Im Gespräch mit sontagsblatt.de schildert der Professor für Jüdische Geschichte und Kultur an der Ludwig-Maximilians-Universität (LMU) München, Michael Brenner, warum Juden in Bayern zwar keine Fremden, aber lange "die Anderen" waren. Der Sohn zweier Holocaust-Überlebenden schildert, wie Juden unter Verschwörungstheorien leiden mussten und weshalb jüdisches Lebens in Bayern mehr ist als die Schoah.

Herr Brenner, wie finden Sie es, wenn gefragt wird, ob Juden zu Bayern gehören?

Brenner: Das ist so als, ob wir fragen würden, ob Brillenträger oder Schwarzhaarige zu Bayern gehören. Juden kamen in das Gebiet des heutigen Bayerns bereits in den Zeiten, in denen auch die ersten Christen hier lebten.

Der frühere Ministerpräsident Edmund Stoiber (CSU) nannte Juden einmal den "fünften Volksstamm Bayerns", sieht sie also neben Altbayern, Franken, Schwaben und Sudetendeutschen. Was halten Sie davon?

Brenner: Das war sicherlich gut gemeint und ist auch nicht ganz falsch. Nur dass die Juden schon länger als Franken, Schwaben oder Sudetendeutschen in Bayern leben. Zudem würde ich sie heute eher mit den anderen Religionsgemeinschaften als mit den Stämmen vergleichen.

Sie haben einmal gesagt, die Juden in Bayern waren zwar keine Fremden, aber sie waren "die Anderen"...

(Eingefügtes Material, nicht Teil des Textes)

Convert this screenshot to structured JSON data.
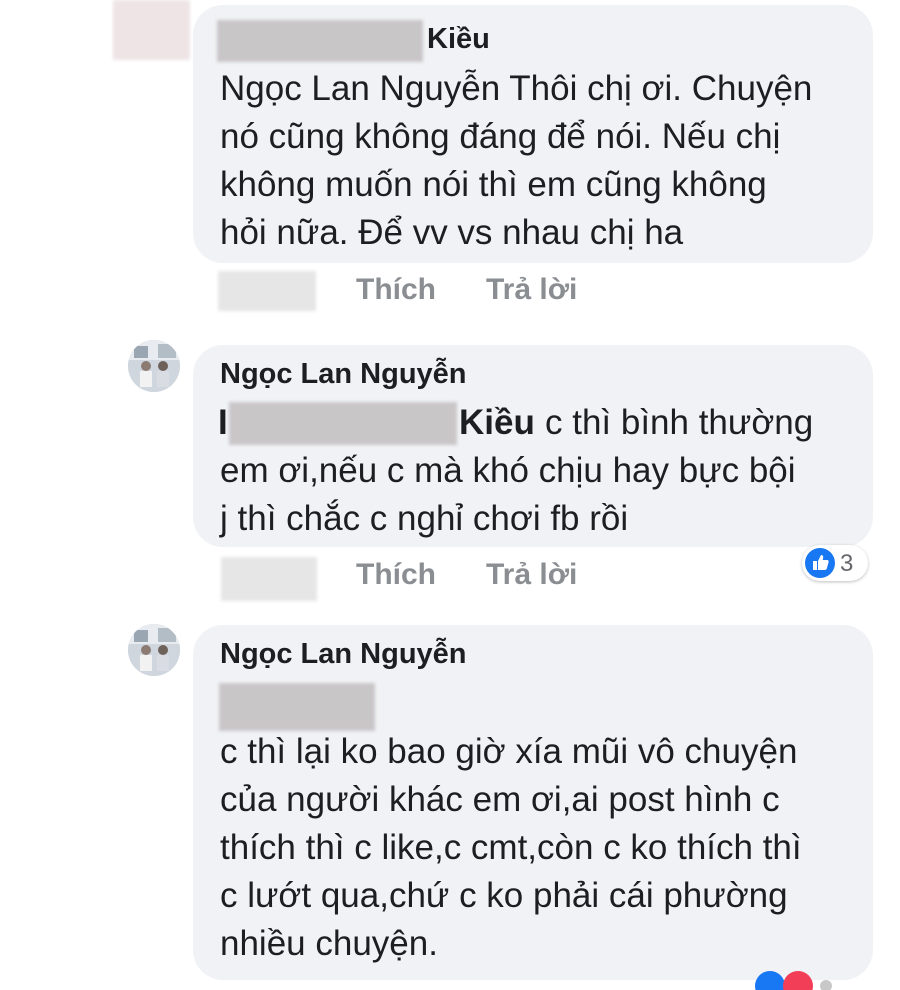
{
  "comments": [
    {
      "author_suffix": "Kiều",
      "lines": [
        "Ngọc Lan Nguyễn Thôi chị ơi. Chuyện",
        "nó cũng không đáng để nói. Nếu chị",
        "không muốn nói thì em cũng không",
        "hỏi nữa. Để vv vs nhau chị ha"
      ],
      "actions": {
        "like": "Thích",
        "reply": "Trả lời"
      }
    },
    {
      "author": "Ngọc Lan Nguyễn",
      "mention_prefix": "I",
      "mention_suffix": "Kiều",
      "first_line_rest": "c thì bình thường",
      "lines": [
        "em ơi,nếu c mà khó chịu hay bực bội",
        "j thì chắc c nghỉ chơi fb rồi"
      ],
      "reactions": {
        "icon": "like-reaction-icon",
        "count": "3",
        "color": "#1877f2"
      },
      "actions": {
        "like": "Thích",
        "reply": "Trả lời"
      }
    },
    {
      "author": "Ngọc Lan Nguyễn",
      "lines": [
        "c thì lại ko bao giờ xía mũi vô chuyện",
        "của người khác em ơi,ai post hình c",
        "thích thì c like,c cmt,còn c ko thích thì",
        "c lướt qua,chứ c ko phải cái phường",
        "nhiều chuyện."
      ]
    }
  ],
  "colors": {
    "bubble": "#f0f2f5",
    "action_text": "#8a8d91",
    "like_blue": "#1877f2",
    "love_red": "#f33e58"
  }
}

Brenner: Die Juden waren jahrhundertelang als einzige Nichtchristen die Anderen in einer christlich geprägten Gesellschaft. Deswegen waren sie aber noch keine Fremden. Ihre Vorfahren lebten ja oft schon länger als viele Christen in Bayern. Die ersten Juden kamen wohl mit den Römern ins Gebiet nicht nur um den Rhein, sondern auch um die Donau. Wir wissen dann aber wenig über jüdisches Leben auf dem Gebiet des heutigen Bayerns, bis etwa um das Jahr 1000. Aus dieser Zeit sind die ersten Dokumente dazu: So besitzen wir eine Quelle aus Stadtamhof im heutigen Regensburg aus dem Jahre 982.

Verschwörungstheorien boomen in Corona-Zeiten wieder. Auch die Juden in Bayern mussten schon vor 700 Jahren unter solchen Lügen und Gerüchten leiden - und verloren zum Teil ihr Leben. Was waren das für Vorwürfe?

Brenner: Es gab gegenüber diesen vermeintlich Anderen immer wieder die schrecklichsten Verschwörungstheorien. Angefangen von der Hostienschändung über die Ermordung von Christenkindern bis zur Vergiftung der Brunnen zur Pestzeit. Wenn man einmal eine kleine und relativ wehrlose Minderheit gefunden hat, gegen die sich alle möglichen irrationalen Vorurteile richten, kommen schnell weitere hinzu.

Viele Anschuldigungen rühren auch von der Distanzierung des Christentums gegenüber der jüdischen Mutterreligion her. Dazu gehört der Vorwurf des Gottesmordes. Während der Reformation hat Martin Luther darauf gehofft, die Juden zu seiner Version des Christentums zu bekehren. Als dies nicht gelang, hat er sich in den heftigsten Formen gegen diese "Verstockten" gewandt.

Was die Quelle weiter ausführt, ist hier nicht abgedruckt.